It almost goes without saying: SPOILERS AHEAD.
During the coda to Chris DeBurgh’s ‘Lady in Red,’ the percussion gets a little strange, and just as it fades out he whispers “I love you.” The fact that it sounds just a little creepy makes you suddenly reconsider a song that could otherwise be mistaken for uneventful. Suddenly you find yourself reconsidering the implications of that titular lady: did he murder her with his eyebrows? Does the red imply menstruation? Or maybe it’s just a romantic song about a lady in a red dress.
Game of Thrones, Season 5 was a little bit like ‘Lady in Red.’ There were times when it felt like not much had happened yet, that it was just getting started. In part this may be because ten episodes always feels like so little, however thankful one is that the limitation most certainly aids quality control. But then the coda comes, George R.R Martin whispers ‘fuck you,’ and suddenly you remember a whole lot of stuff has gone down.
This was the season that Reek watched as Ramsay Bolton brutally made a woman out of Sansa Stark; where Stannis Baratheon watched on with an army while he burnt his daughter at the stake; Jon Snow watched the undead slaughter the tribes of Wilding northerners he had come to save; feuding eunuchs watched the Queen escape her civil mess via dragon-back; and Gilly made a man out of Sam Tarly while no one watched.
One thing Game of Thrones does so well is in making so many disparate story threads uniformly coherent.

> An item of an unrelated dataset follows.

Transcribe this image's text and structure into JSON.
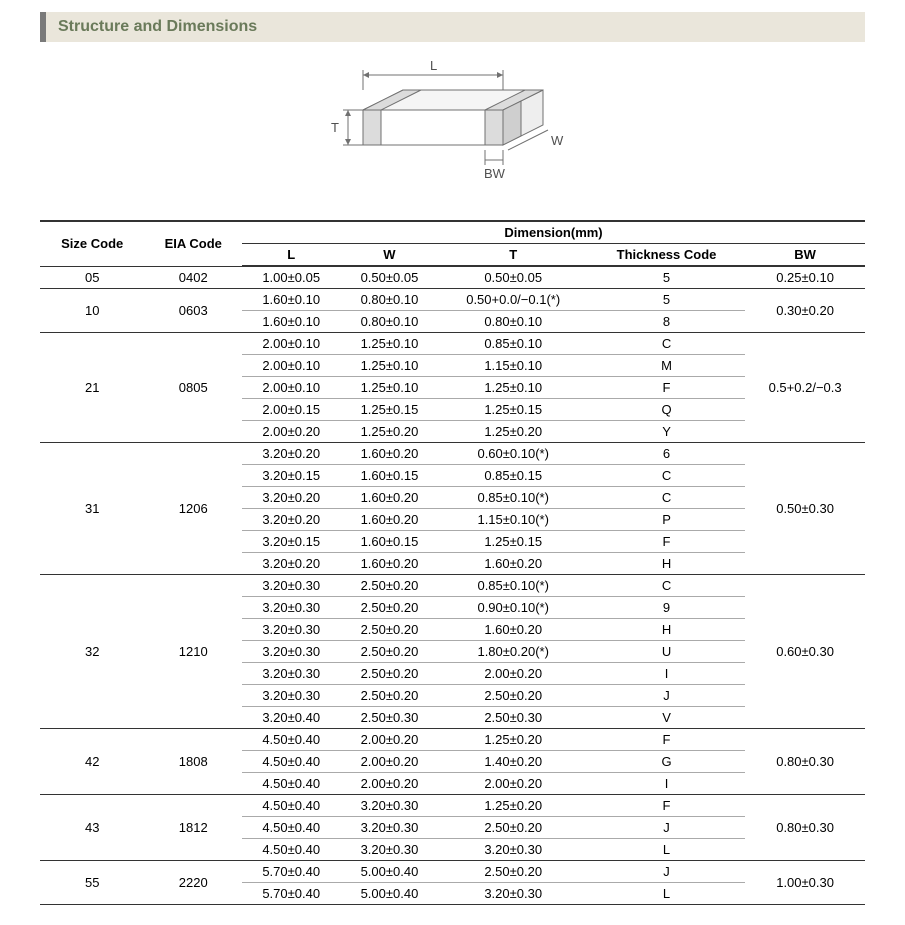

One of the other things it does well is creating unexpected moments of pathos, for sometimes otherwise reprehensible characters. In this way, what is sometimes criticised as gratuitous violence serves a purpose: all violence, towards good people and bad, becomes equal in its brutality, equal in its potential to become as moving as it is repugnant.
So in the season finale, the near-death of decimated Stannis, unacceptable as his actions are, nevertheless captures the humanistic poignancy of mortal man ready to breathe his last ““no matter that most viewers would probably be glad to see him impaled. Cersei Lannister’s naked walk of shame is devastating in its humiliating crushing of spirit ““as awful as you know she is. And when Reek pushes Miranda off the parapet, one cannot help but twinge with the fragility with which her limpid, wicked torso is crushed on the flagstones below.
(Caveat: no one will wax empathetic when Ramsay Bolton receives his comeuppance!)
That much of the fifth season concentrated on gone-awry aspects of religious fervour was further accentuated in the finale, as the Sparrows continued to morph into a brutal amalgam (whose veil is much often too thin) for medieval Christianity; magick reduced Stannis Baratheon’s army to ruin; Arya Stark was weirded out by the morphing tricks of the many faced god; and one of the series’ most popular characters was ruthlessly stabbed to death. One grants that the Knights Watch are a military operation, but that they are also a monkish order whose precipice is aged and sacred tradition: the same devotion that compels the Sparrows to ruin Cersei Lannister is not dissimilar to the jaded devotion that leads the men of the Knights Watch to kill Jon Snow, though be it without saying, the Watch is comprised primarily of brigands and murderers to begin with, who just didn’t like him all that much anyway.
(RIP Jon Snow. You were too emo for your own good. But we never wanted it to come to this. Actually, it is hard to imagine the show without you.)
As if to empathise that Jon Snow is a man worthy of a dozen death scenes, he is, regrettably, stabbed at least that many times, and his stature is such that it takes him at least that long to die, where fittingly he does in–.the snow.
(A tasteless, punning title for this review might be ‘Snow in the Snow.’)
As season finales go, this one was fairly ““if not expectedly- bleak; albeit, the positives are that Sansa and Reek have fled Winterfell; and things are on the up for Tyrion, now ruling surrogate for Daenerys Targaryen, stranded in a foreign land, but bound to free more slaves sooner or later.
On the downside, it needed more Reek. And the Knights of Castle Black never covered the ‘Camelot’ song from Monty Python and the Holy Grail that this reviewer keeps wishing they would.